From 8bcc0ccd571a001bcf1f428aceb2445ba0375fac Mon Sep 17 00:00:00 2001
From: linfeng-yuan <1102311262@qq.com>
Date: Wed, 17 Sep 2025 20:01:47 +0800
Subject: [PATCH] [bugfix] fix shared expert dp with hybrid kvcache (#2964)

### What this PR does / why we need it?
https://github.com/vllm-project/vllm-ascend/pull/2849 moves the
implementation of `shared_expert_dp` to torchair deepseek_modeling.
However, the calling of `set_forward_context` with `enforce_eager` and
`shared_expert_dp` falls back to the implementation of
model_runner_v1.py and set the global attn_metadata as a dictionary. It
leads to a RuntimerError when attn_metadata is got from the forward
context and used in torchair_deepseek_v2.py.

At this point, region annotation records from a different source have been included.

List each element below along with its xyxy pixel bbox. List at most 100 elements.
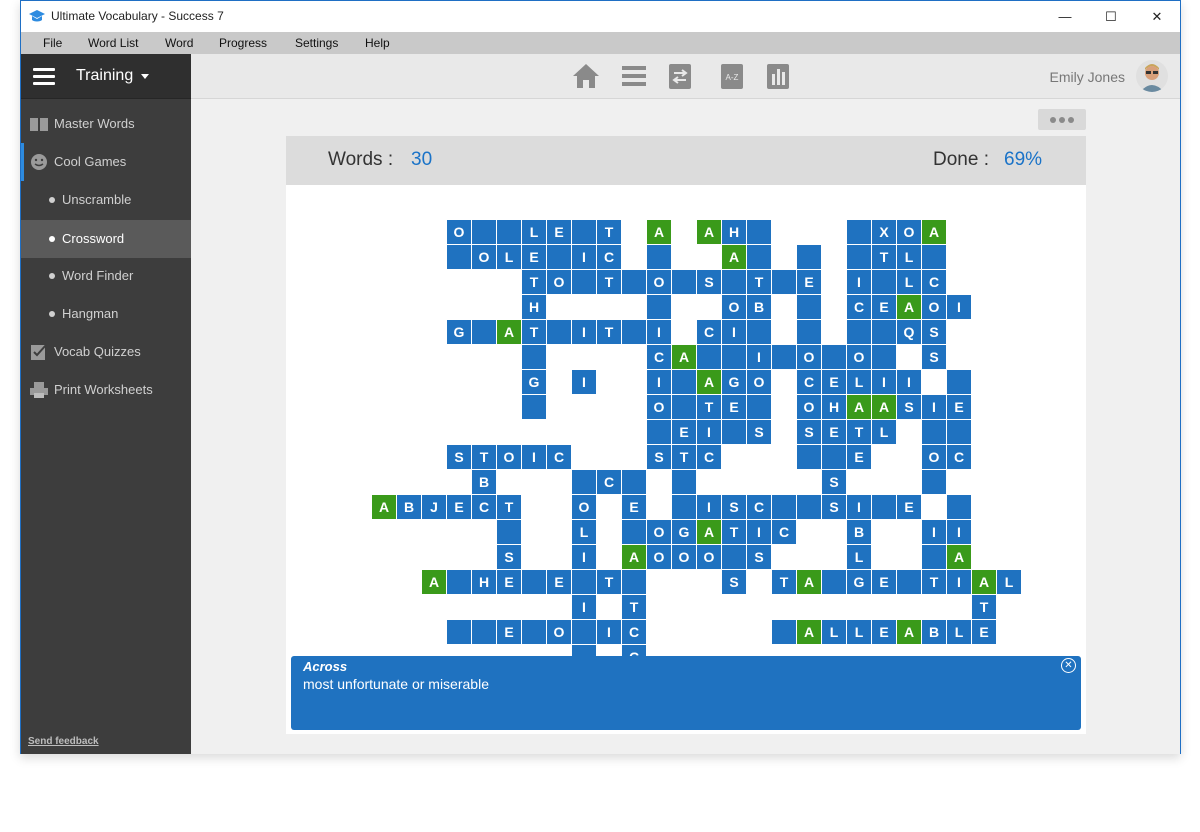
- crossword-cell[interactable]: [522, 570, 546, 594]
- crossword-cell[interactable]: A: [847, 395, 871, 419]
- crossword-cell[interactable]: T: [472, 445, 496, 469]
- sidebar-item-cool-games[interactable]: Cool Games: [21, 143, 191, 181]
- crossword-cell[interactable]: C: [747, 495, 771, 519]
- crossword-cell[interactable]: [797, 495, 821, 519]
- crossword-cell[interactable]: H: [722, 220, 746, 244]
- crossword-cell[interactable]: [797, 445, 821, 469]
- crossword-cell[interactable]: [747, 220, 771, 244]
- crossword-cell[interactable]: J: [422, 495, 446, 519]
- crossword-cell[interactable]: H: [522, 295, 546, 319]
- crossword-cell[interactable]: O: [847, 345, 871, 369]
- crossword-cell[interactable]: Q: [897, 320, 921, 344]
- crossword-cell[interactable]: [772, 620, 796, 644]
- crossword-cell[interactable]: [922, 545, 946, 569]
- crossword-cell[interactable]: A: [797, 620, 821, 644]
- crossword-cell[interactable]: [947, 420, 971, 444]
- crossword-cell[interactable]: C: [622, 645, 646, 656]
- crossword-cell[interactable]: [622, 470, 646, 494]
- crossword-cell[interactable]: E: [897, 495, 921, 519]
- crossword-cell[interactable]: O: [472, 245, 496, 269]
- crossword-cell[interactable]: B: [847, 520, 871, 544]
- crossword-cell[interactable]: [747, 395, 771, 419]
- crossword-cell[interactable]: A: [897, 620, 921, 644]
- crossword-cell[interactable]: [822, 345, 846, 369]
- crossword-cell[interactable]: [822, 570, 846, 594]
- crossword-cell[interactable]: [572, 645, 596, 656]
- crossword-cell[interactable]: C: [622, 620, 646, 644]
- dictionary-icon[interactable]: A-Z: [717, 61, 747, 91]
- crossword-cell[interactable]: A: [797, 570, 821, 594]
- crossword-cell[interactable]: T: [772, 570, 796, 594]
- crossword-cell[interactable]: [472, 320, 496, 344]
- crossword-cell[interactable]: T: [672, 445, 696, 469]
- crossword-cell[interactable]: I: [897, 370, 921, 394]
- crossword-cell[interactable]: O: [647, 395, 671, 419]
- crossword-cell[interactable]: B: [472, 470, 496, 494]
- crossword-cell[interactable]: [672, 470, 696, 494]
- crossword-cell[interactable]: O: [797, 395, 821, 419]
- sidebar-item-hangman[interactable]: Hangman: [21, 295, 191, 333]
- crossword-cell[interactable]: S: [447, 445, 471, 469]
- crossword-cell[interactable]: L: [897, 245, 921, 269]
- crossword-cell[interactable]: C: [647, 345, 671, 369]
- flashcards-icon[interactable]: [665, 61, 695, 91]
- crossword-cell[interactable]: S: [497, 545, 521, 569]
- menu-word[interactable]: Word: [165, 36, 194, 50]
- crossword-cell[interactable]: E: [522, 245, 546, 269]
- crossword-cell[interactable]: C: [597, 470, 621, 494]
- crossword-cell[interactable]: T: [522, 270, 546, 294]
- crossword-cell[interactable]: S: [747, 545, 771, 569]
- crossword-cell[interactable]: G: [847, 570, 871, 594]
- crossword-cell[interactable]: C: [847, 295, 871, 319]
- crossword-cell[interactable]: L: [847, 620, 871, 644]
- crossword-cell[interactable]: A: [872, 395, 896, 419]
- crossword-cell[interactable]: A: [947, 545, 971, 569]
- crossword-cell[interactable]: T: [622, 595, 646, 619]
- crossword-cell[interactable]: [797, 320, 821, 344]
- crossword-cell[interactable]: I: [572, 370, 596, 394]
- crossword-cell[interactable]: [772, 270, 796, 294]
- crossword-cell[interactable]: [672, 370, 696, 394]
- crossword-cell[interactable]: [447, 570, 471, 594]
- crossword-cell[interactable]: C: [697, 445, 721, 469]
- crossword-cell[interactable]: S: [747, 420, 771, 444]
- sidebar-item-crossword[interactable]: Crossword: [21, 220, 191, 258]
- crossword-cell[interactable]: S: [797, 420, 821, 444]
- crossword-grid[interactable]: IECOLETAAHXOAOLEICATLTOTOSTEILCHOBCEAOIG…: [286, 185, 1086, 656]
- crossword-cell[interactable]: T: [522, 320, 546, 344]
- crossword-cell[interactable]: O: [697, 545, 721, 569]
- progress-chart-icon[interactable]: [763, 61, 793, 91]
- crossword-cell[interactable]: S: [822, 495, 846, 519]
- crossword-cell[interactable]: [572, 570, 596, 594]
- send-feedback-link[interactable]: Send feedback: [28, 736, 99, 747]
- crossword-cell[interactable]: O: [672, 545, 696, 569]
- crossword-cell[interactable]: I: [872, 370, 896, 394]
- crossword-cell[interactable]: I: [847, 270, 871, 294]
- close-window-button[interactable]: ✕: [1151, 8, 1163, 24]
- crossword-cell[interactable]: [522, 345, 546, 369]
- crossword-cell[interactable]: [897, 570, 921, 594]
- crossword-cell[interactable]: T: [597, 570, 621, 594]
- crossword-cell[interactable]: [772, 495, 796, 519]
- sidebar-item-print-worksheets[interactable]: Print Worksheets: [21, 371, 191, 409]
- crossword-cell[interactable]: T: [597, 220, 621, 244]
- minimize-button[interactable]: —: [1058, 9, 1072, 24]
- crossword-cell[interactable]: [672, 495, 696, 519]
- crossword-cell[interactable]: [522, 395, 546, 419]
- crossword-cell[interactable]: L: [997, 570, 1021, 594]
- crossword-cell[interactable]: C: [922, 270, 946, 294]
- crossword-cell[interactable]: L: [872, 420, 896, 444]
- crossword-cell[interactable]: [647, 420, 671, 444]
- crossword-cell[interactable]: [722, 545, 746, 569]
- more-options-button[interactable]: [1038, 109, 1086, 130]
- crossword-cell[interactable]: O: [647, 545, 671, 569]
- crossword-cell[interactable]: [522, 620, 546, 644]
- crossword-cell[interactable]: [822, 445, 846, 469]
- crossword-cell[interactable]: A: [622, 545, 646, 569]
- crossword-cell[interactable]: E: [447, 495, 471, 519]
- crossword-cell[interactable]: [622, 320, 646, 344]
- crossword-cell[interactable]: [922, 470, 946, 494]
- crossword-cell[interactable]: A: [697, 220, 721, 244]
- crossword-cell[interactable]: I: [572, 320, 596, 344]
- crossword-cell[interactable]: O: [897, 220, 921, 244]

This PR fixes this problem
by introducing the transformation of attn_metadata in this file.

Note that current E2E testing lacks the case of deepseek with
`shared_expert_dp`. We need to add an ST with `shared_expert_dp` in
testing workflow.

### Does this PR introduce _any_ user-facing change?
No.
### How was this patch tested?
e2e vllm serving with `enable_shared_expert_dp: true` passed.

- vLLM version: v0.10.2
- vLLM main:
https://github.com/vllm-project/vllm/commit/de3e53a75ba9f31f446926911b7c44561af3b2ee

Signed-off-by: linfeng-yuan <1102311262@qq.com>
---
 vllm_ascend/torchair/models/torchair_deepseek_v2.py | 2 ++
 1 file changed, 2 insertions(+)

diff --git a/vllm_ascend/torchair/models/torchair_deepseek_v2.py b/vllm_ascend/torchair/models/torchair_deepseek_v2.py
index 845793d..697776a 100644
--- a/vllm_ascend/torchair/models/torchair_deepseek_v2.py
+++ b/vllm_ascend/torchair/models/torchair_deepseek_v2.py
@@ -813,6 +813,8 @@ class TorchairDeepseekV2DecoderLayer(DeepseekV2DecoderLayer):
             residual = get_tp_group().all_gather(residual, 0)
 
             attn_metadata = get_forward_context().attn_metadata
+            if attn_metadata is not None and isinstance(attn_metadata, dict):
+                attn_metadata = attn_metadata['model.layers.0.self_attn.attn']
             if attn_metadata is not None:
                 num_tokens = attn_metadata.num_actual_tokens
             else: